The jobless rate remains so high in the eurozone that experts say austerity measures will not solve the problem due to the 'huge' debt countries are in.
"Because of this huge debt even the austerity measures are not going to solve it and even after them (austerity measures) the situation will be worse," Professor of Binary Economics Rodney Shakespeare told Press TV on Friday.
Citing Greece, Shakespeare said, after the country's austerity measures, the compound interest would take its national debt to 150 percent of Gross Domestic Product (GDP).
In Shakespeare's opinion, to solve the problem, banks must stop making money and instead open up a new money supply to solely develop and spread the real economy to everybody.

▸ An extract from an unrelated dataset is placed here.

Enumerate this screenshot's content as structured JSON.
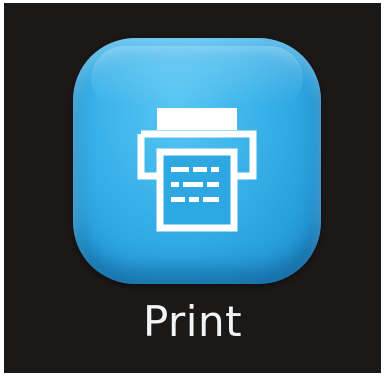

"If you do not do that, you are going to end up being controlled by the financial elites and the corrupt Wall Street and the corrupt city of London and the thing will go on and on getting worse and worse."
The remarks come amid reports that the unemployment rate in the eurozone has remained at its highest level for the sixth successive month.
According to the latest figures released by the European Union, nearly 16 million Europeans are jobless in the eurozone -- that is 10 percent of the population.
Spain, however, is the worst affected nation with a jobless rate of over 20 percent.
Meanwhile, hundreds of thousands of people from across Europe have poured onto the streets of the Belgian capital, Brussels, to express their anger at austerity plans.
Millions of jobs have been cut in Europe and many more are set to be squeezed as governments axe public spending in a bid to save the melting economy.